The Ebola outbreak in the Democratic Republic of the Congo is now the third-largest ever recorded, and it's on track to snatch the silver medal from a 2018-2020 outbreak in the same region. Current stats: over 2,000 cases and 754 deaths, with the World Health Organization predicting more than 8,000 cases and 1,400 deaths by mid-September. The CDC's worst-case scenario? Over 20,000 cases by mid-August. So, you know, fun times.

Dr. Craig Spencer, a physician and epidemiologist who survived Ebola himself in 2014 and worked in Guinea during the West African outbreak, has seen a dozen outbreaks since. He says this one worries him most. But hey, at least we're better at containment now? Much of that knowledge resides in Kinshasa, Kampala, and at the Africa CDC - institutions that didn't exist or weren't ready a decade ago. When this outbreak ends, it'll be thanks to people who learned from past mistakes. Yet it's also revealing how much the U.S., once the backbone of crisis response, seems eager to forget.

Detection has improved: in 2017, an outbreak in DRC was caught at just eight cases. Testing capacity has scaled up dramatically - Congo went from zero ability to test for the Bundibugyo strain two months ago to thousands of tests per day today. Research and clinical trials are faster too. A vaccine and antibody treatments exist for the Zaire strain, and an investigational vaccine for the Sudan species was ready to test within three months in a 2022 Uganda outbreak. Now, multiple organizations are racing to manufacture vaccines for the Bundibugyo strain, and a treatment trial has already started.

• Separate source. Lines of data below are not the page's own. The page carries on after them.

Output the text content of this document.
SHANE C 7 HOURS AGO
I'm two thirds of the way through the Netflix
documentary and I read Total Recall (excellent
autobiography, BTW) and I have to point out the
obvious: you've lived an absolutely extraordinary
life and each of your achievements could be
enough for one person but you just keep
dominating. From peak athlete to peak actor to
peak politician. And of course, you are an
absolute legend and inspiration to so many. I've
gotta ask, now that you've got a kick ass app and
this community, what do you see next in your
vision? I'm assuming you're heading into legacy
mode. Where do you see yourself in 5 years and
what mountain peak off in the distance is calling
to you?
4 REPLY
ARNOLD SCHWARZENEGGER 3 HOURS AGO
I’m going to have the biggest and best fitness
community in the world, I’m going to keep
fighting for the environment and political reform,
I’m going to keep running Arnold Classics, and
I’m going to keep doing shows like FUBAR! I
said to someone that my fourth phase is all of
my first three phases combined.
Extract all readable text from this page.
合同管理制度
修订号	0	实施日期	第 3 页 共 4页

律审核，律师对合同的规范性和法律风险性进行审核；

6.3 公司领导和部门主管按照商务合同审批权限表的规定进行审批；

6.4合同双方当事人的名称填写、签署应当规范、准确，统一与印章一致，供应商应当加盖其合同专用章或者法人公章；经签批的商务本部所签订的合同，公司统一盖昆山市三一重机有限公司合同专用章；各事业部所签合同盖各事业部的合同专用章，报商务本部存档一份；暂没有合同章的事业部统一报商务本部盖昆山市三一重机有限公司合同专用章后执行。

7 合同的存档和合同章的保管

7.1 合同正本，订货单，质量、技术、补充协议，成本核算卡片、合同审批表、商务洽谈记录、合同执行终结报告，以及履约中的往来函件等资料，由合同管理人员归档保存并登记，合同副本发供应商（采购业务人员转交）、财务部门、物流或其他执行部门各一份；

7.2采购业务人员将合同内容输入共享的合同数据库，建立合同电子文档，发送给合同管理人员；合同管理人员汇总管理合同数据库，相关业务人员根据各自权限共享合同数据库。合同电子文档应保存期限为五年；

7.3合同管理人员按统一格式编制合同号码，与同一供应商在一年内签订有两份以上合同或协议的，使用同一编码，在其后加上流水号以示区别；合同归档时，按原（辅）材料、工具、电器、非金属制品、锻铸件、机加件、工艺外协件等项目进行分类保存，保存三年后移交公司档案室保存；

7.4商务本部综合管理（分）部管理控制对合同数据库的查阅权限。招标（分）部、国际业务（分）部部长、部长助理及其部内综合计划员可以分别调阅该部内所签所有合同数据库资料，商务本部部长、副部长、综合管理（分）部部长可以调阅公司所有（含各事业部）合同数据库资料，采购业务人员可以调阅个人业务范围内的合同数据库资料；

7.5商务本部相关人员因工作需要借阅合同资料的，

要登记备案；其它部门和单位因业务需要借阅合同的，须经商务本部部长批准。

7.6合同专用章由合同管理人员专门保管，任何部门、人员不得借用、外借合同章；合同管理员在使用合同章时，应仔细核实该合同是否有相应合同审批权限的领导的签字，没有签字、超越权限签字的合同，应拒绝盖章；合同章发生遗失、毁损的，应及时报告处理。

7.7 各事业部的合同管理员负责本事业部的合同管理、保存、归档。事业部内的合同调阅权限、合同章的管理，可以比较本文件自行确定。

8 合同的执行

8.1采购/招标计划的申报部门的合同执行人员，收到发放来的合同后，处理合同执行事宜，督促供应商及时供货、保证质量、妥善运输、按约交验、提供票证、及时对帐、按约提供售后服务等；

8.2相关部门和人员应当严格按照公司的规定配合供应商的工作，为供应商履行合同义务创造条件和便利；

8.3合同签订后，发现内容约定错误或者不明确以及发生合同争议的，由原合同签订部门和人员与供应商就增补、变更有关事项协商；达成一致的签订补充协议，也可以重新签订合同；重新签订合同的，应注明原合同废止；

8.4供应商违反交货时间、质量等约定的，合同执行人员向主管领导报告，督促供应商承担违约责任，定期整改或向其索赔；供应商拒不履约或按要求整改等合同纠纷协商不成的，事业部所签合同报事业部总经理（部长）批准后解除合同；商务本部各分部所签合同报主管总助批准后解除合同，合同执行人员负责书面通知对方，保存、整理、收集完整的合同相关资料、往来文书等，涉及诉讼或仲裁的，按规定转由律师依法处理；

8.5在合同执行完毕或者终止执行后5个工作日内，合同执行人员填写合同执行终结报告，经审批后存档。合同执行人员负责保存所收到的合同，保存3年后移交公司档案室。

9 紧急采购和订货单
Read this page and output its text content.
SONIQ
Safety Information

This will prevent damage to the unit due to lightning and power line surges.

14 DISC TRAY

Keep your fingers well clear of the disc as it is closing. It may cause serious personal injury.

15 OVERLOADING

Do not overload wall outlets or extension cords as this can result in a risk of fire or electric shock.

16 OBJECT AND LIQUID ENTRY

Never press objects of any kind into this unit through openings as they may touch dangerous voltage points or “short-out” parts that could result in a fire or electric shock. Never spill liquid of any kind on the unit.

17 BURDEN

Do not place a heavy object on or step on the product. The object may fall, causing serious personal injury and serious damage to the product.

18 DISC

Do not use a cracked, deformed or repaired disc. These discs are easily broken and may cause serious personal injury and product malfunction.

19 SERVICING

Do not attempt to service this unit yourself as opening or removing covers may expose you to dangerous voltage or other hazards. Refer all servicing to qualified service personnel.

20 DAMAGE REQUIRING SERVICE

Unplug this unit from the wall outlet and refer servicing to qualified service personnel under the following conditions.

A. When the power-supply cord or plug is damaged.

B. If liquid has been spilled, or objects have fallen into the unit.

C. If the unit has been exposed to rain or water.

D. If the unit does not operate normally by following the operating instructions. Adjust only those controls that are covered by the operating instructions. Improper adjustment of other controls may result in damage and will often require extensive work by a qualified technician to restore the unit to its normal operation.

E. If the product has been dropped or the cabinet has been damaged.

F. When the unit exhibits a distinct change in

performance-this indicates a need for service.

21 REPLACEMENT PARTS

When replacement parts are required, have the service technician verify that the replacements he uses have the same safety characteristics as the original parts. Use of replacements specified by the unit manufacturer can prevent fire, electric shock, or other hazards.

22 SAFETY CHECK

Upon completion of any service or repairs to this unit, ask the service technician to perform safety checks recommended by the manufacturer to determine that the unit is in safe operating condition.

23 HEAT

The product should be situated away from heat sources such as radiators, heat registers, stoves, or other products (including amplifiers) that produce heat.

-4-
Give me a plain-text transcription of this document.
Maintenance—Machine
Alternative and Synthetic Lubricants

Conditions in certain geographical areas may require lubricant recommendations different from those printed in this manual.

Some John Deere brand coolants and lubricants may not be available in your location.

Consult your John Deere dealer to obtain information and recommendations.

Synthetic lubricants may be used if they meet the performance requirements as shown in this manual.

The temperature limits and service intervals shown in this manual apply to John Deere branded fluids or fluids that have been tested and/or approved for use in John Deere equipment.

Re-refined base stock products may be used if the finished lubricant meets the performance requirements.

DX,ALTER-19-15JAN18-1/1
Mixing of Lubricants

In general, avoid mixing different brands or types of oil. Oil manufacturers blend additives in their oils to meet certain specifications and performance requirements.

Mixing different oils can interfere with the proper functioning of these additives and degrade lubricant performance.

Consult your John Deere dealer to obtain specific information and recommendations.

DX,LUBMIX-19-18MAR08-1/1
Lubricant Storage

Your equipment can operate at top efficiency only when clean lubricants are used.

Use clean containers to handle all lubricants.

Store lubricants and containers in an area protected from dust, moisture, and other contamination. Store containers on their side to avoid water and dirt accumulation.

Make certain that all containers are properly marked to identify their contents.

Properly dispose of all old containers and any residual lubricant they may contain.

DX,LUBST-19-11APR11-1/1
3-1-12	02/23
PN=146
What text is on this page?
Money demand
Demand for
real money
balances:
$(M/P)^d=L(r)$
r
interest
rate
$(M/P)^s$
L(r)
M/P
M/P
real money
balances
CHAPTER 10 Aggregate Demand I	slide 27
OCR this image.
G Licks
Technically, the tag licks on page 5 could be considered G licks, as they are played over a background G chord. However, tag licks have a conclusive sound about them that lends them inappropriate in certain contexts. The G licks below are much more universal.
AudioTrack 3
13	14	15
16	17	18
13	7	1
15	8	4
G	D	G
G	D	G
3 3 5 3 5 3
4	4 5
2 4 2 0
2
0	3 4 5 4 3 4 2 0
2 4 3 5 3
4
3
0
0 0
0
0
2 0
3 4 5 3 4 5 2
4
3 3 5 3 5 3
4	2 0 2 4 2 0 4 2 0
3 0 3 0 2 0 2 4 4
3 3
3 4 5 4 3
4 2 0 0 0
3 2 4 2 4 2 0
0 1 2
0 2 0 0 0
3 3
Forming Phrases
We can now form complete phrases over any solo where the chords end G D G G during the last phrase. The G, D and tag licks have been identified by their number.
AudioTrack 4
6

But the real game-changer is response speed and scale. In 2014, the world didn't take Ebola seriously until it threatened Western countries. An international emergency was declared days after the first Americans got sick - a coincidence not lost on West African colleagues. This time, the WHO declared an emergency within two days of Congo's and Uganda's declarations. Community mistrust and conflict still hamper efforts, but the machinery is faster, run jointly by WHO, Africa CDC, and the Congolese government.

However, the U.S. appears to have amnesia about the systems that make responses work. During the 2014 outbreak, the U.S. committed billions and extensive logistical support. Since then, much of the early-detection capacity was built with U.S. investment. But for the Uganda outbreak declared in February 2025, the CDC didn't send specialists, USAID wasn't deployed, and Elon Musk's DOGE canceled multiple contracts. The current response is a partial correction: the Trump administration has committed over $700 million, requested another $1.4 billion, deployed specialists, and filled the top role at the Office of Pandemic Preparedness and Response. The secretary of state is reportedly considering an Ebola czar. But these are deep reflexes triggered by big outbreaks, not sustained system maintenance.

The U.S. is focusing on keeping Ebola "over there" - transferring infected Americans to Germany instead of domestic treatment centers, and planning a quarantine center in Kenya. But as we learned a decade ago, the only reliable way to protect Americans is to end the outbreak. That's been made harder by deep cuts to global health funding and disinterest in international coordination. The U.S. isn't fully engaging with WHO, and a proposed State Department plan would remake CDC's overseas work on a pay-per-service basis, potentially closing a third of its 60 overseas offices. This country-by-country approach may be politically convenient, but it lowers defenses against pathogens.

The world's capacity to control infectious disease isn't self-sustaining. It relies on lab technicians, community health workers, stockpiles, and institutions with fluctuating budgets. American leaders are betting the rest of the world will keep doing the work with less help. White House spokesperson Kush Desai argued that moving global health functions to the State Department has made responses more effective and that other wealthy nations should step up. But weaknesses are already showing: health workers went on strike over unpaid wages and lack of supplies - 112 have been infected, and 35 have died. Since Zaire drugs were approved in 2020, only a third of Congolese Ebola patients have received them, even though one was developed from a Congolese survivor's blood. The doses exist, but manufacturers control them, and most sit in American stockpiles.

Rather than close these gaps, the U.S. is testing how much stress the system can take before breaking. The outcome of the next outbreak will rest not on what we know, but on what we've bothered to keep.